O preço da cesta básica em Londrina sofreu um reajuste de 4,39% no mês passado. O grande vilão da alta no custo do kit com 13 produtos foi o tomate, que ficou 42,84% mais caro nos supermercados em agosto, comparando com julho. Com a variação de preços, uma família com quatro pessoas - dois adultos e duas crianças - gastou
R$ 412,64 com a alimentação do mês. O custo da cesta para uma pessoa ficou registrado em R$ 137,55, conforme pesquisa que acompanha evolução de preços na cidade. O levantamento é realizado por acadêmicos da Faculdade Metropolitana e coordenada pelo economista Flávio Oliveira dos Santos.
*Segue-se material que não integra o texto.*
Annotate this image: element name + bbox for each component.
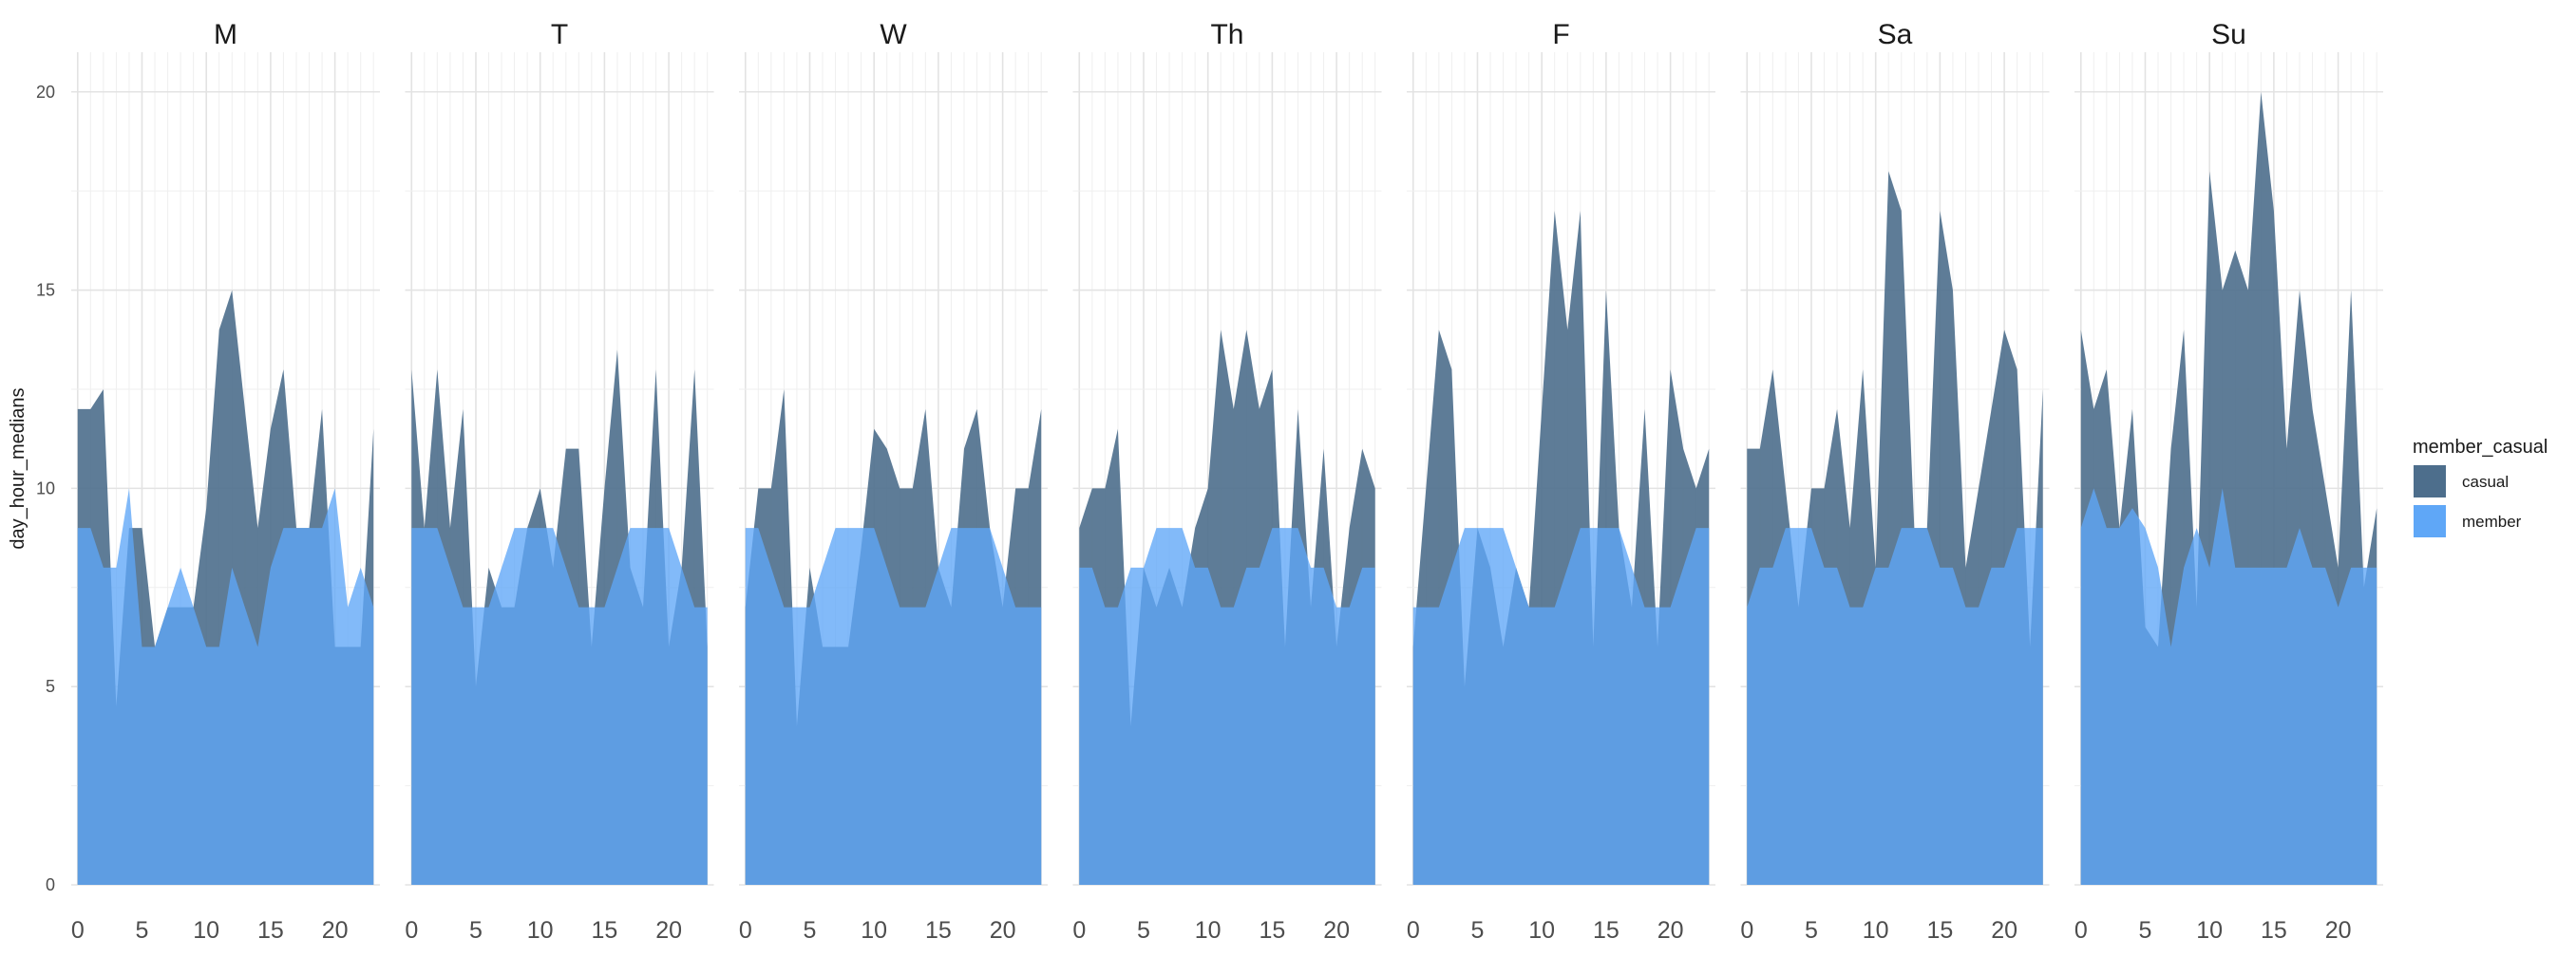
- x-tick-label: 10: [861, 917, 887, 944]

  Além do tomate, outros cinco itens ficaram mais caros: arroz, café, carne, feijão, margarina. Já os preços dos outros sete produtos do kit básico não subiram: açúcar, banana, batata, farinha, leite tipo C, óleo de soja e pão francês. Entre os 10 supermercados pesquisados - dois em bairros e oito na região central - a diferença de preço entre o estabelecimento mais caro e o mais barato foi de 25% ou R$ 93,98. De acordo com a pesquisa, se a compra fosse realizada no supermercado mais caro, o consumidor teria tido um gasto de R$ 470,27, enquanto no mais barato o custo seria de R$ 376,29.
  Segundo o economista Flávio Oliveira dos Santos, a alta do preço da cesta básica está ligada à estiagem na região que prejudicou a produção de hortifrutis, principalmente o tomate. ‘‘Essa alta era previsível por causa do clima seco. E, no próximo mês, deverá haver nova alta, pois ocorreu geada’’, lamentou Santos.
  O tomate, um dos produtos mais prejudicados, foi encontrado em média por
R$ 1,12 o quilo. No supermercado mais barato o item ficou registrado em R$ 0,79 o quilo e no mais caro a
R$ 1,59. As diferenças de preço, conforme Santos, justificam que o consumidor faça uma pesquisa entre os estabelecimentos para conseguir economizar com a compra da cesta. ‘‘Para economizar, o consumidor tem que fazer pesquisa de preços ou substituir marcas’’, ressaltou o economista. Segundo Santos, se o consumidor pesquisasse poderia economizar mais de R$ 1,1 mil em um ano, com base nos cálculos de agosto.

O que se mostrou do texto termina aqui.